US – Three concepts: choice, transparency and integrity are what distinguish the relationship that US pork producers have with their customers, said Dallas Hockman, during the World Pork Expo in Iowa. Chris Wright, senior editor, writes from Des Moines.

Dallas Hockman is the vice president of industry relations for the NPPC, National Pork Producers Council. During a press conference he emphasized the very positive contact that the pork producers have had with their customers in regards to the issues facing the industry. Pork producers have always had a good relationship with meat buyers in the US, but the effort now is to engage the top level corporate managers in the retail and food service industries.

Mr Hockman said that they have found an open and engaging attitude among the client companies, and those companies really want to know how pork is produced. The NPPC is always very open with customers and tells them how and why pork is produced in the US. The era of “Don’t ask, don’t tell” is long over, he said.

He said that while US pork production has been very good, the industry practices and technologies are top notch, US pork producers have not done a good job in getting the message out. Therefore food retailers don’t know how pork is really produced.

Mr Hockman stated that there are three key points they emphasize when they meet with customers: choice, transparency and integrity.

Choice: US pork producers, and the NPPC, support choice. US pork producers use varied production systems aimed at the various market segments in the US. There is a wide variety of choice available for the consumers, Mr Hockman noted.

Transparency: The need for transparency by US pork producers is critical. They need to invite the customers to the farm to see how things are really done. US pork producers need to tell the sustainability story, since sustainability has become such an important issue in recent years.

Integrity: The key here, Mr Hockman emphasised, is integrity by all, pork producers as well as the customers. Mr. Hockman stated that animal welfare and food safety should not be selling points for the retailers or the food service industry. Good animal welfare and uncompromised food safety should be the standards of the industry, and are not meant to give one customer selling advantage over another. The integrity concept includes traceability.

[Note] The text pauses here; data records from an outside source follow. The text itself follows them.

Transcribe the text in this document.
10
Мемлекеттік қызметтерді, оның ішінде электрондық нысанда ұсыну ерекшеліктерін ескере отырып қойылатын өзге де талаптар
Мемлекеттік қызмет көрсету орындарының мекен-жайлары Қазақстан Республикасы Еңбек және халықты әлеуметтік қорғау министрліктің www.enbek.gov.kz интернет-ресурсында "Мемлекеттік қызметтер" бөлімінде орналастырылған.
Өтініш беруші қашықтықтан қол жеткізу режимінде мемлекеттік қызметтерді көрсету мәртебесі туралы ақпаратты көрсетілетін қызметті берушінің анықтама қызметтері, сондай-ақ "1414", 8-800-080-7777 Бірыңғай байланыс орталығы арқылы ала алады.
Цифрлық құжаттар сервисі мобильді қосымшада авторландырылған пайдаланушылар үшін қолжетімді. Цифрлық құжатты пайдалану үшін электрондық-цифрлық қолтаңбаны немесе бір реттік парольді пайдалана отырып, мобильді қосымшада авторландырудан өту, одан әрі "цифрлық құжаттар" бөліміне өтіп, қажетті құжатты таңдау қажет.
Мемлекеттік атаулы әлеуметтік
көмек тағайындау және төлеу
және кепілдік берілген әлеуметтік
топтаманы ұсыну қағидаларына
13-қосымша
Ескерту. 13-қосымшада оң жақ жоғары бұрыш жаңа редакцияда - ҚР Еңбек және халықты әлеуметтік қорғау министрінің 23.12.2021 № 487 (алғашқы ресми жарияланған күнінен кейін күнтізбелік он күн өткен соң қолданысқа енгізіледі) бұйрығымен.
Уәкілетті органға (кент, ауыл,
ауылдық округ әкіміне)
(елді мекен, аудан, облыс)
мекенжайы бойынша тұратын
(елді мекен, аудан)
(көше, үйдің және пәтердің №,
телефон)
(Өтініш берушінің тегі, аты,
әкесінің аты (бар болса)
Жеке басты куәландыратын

Mr Hockman noted that when talking to customers, the number one question they get is about supply availability and the second question is about price. Customer companies want to know that there will be a reliable supply of the product, and of course they want competitive pricing. Once the customers understand how pork is really produced and the challenges involved in this production, they have a better understanding of the supply and price issues and are more willing to work with the industry.